Натаныч сел возле меня в позу лотоса и стал давать наставления перед полетом:
– Когда сработает таймер, ты попадешь обратно автоматически. Но знаешь, я долго думал и пришел к выводу, что для первого визита тебе будет вполне достаточно ста восьмидесяти минут. За это время ты успеешь гуляючи дойти до Кремля, поболтать по душам со всеми постами охраны, добраться до кабинета Великого кормчего, сказать ему пару слов и испить чашечку кофе, которую тебе, несомненно, подадут как дорогому гостю из будущего.
Мне захотелось задать ему еще несколько вопросов, но он перебил меня, сделав последнее и довольно неприятное предупреждение:
– Послушайся моего совета! Внимательно следи за часами. И если во враги народа тебя запишут сразу, то постарайся изо всех сил тянуть время. Иначе тебя по-быстрому шлепнут без суда и следствия, а мне придется объяснять милиции, как на этом ковре оказался труп моей соседки с огнестрельным ранением в черепушке.
Несколько озадаченная таким поворотом разговора, я покрепче прижала к себе сумочку и скомандовала:
– Хватит болтать! Жми на газ!
В ответ на это Натаныч метнулся к клавиатуре и ткнул пальцем в клавишу Enter. Я же, живая и невредимая, оказалась, как он и обещал, за мусорными бачками среди гнилой капусты и картофельных очисток.
Быстро вскочив на ноги, я одернула платье, поправила прическу и, обогнув дом, вышла на улицу. Это было потрясающе! Я оказалась в настоящем 1937 году, с его коротко стрижеными пионерами, с его девушками-комсомолками в беленьких носочках, с его импозантными мужчинами в широких брюках и неизменных шляпах…

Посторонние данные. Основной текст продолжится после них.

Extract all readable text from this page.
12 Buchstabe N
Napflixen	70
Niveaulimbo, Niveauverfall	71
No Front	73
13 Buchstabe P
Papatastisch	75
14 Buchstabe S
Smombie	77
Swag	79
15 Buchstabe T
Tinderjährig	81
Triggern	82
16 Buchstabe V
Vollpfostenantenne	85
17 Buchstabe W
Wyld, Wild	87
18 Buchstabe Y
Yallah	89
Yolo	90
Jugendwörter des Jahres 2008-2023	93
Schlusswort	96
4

К сожалению, времени любоваться на окружающих у меня не было, поэтому я быстро спустилась к тому месту, где некогда стоял храм Христа Спасителя, а оттуда бодро прошествовала к Кремлю.
На первой проходной я затаила дыхание и дрожащими руками вручила свой разовый пропуск коменданту. Он внимательно посмотрел на меня, изучил переделанное удостоверение Ворошилова, проверил содержимое моей пустой сумочки, что-то кому-то сказал и, отдав честь, указал, куда следует идти дальше.
Все складывалось как нельзя лучше. После ненавязчивого обыска я проскочила на ура второго коменданта; третьего, можно сказать, вообще не заметила. И так шаг за шагом наконец оказалась у дверей заветного кабинета.
Человек, фамилию которого я, кажется, когда-то знала, но никак не могла вспомнить, поднял телефонную трубку и четко произнес:
– Она здесь. Да. Есть! – Он посмотрел на меня сквозь злой прищур и сказал: – Товарищ Сталин вас ждет, заходите.
Была бы я тогда повнимательнее к деталям, я бы, конечно, заподозрила неладное еще на первой проходной. Но, увы, я настолько обнаглела от сознания собственной исторической уникальности, что, на свою беду, просто не желала обращать внимания ни на какие проблески подозрительности по отношению к моей персоне.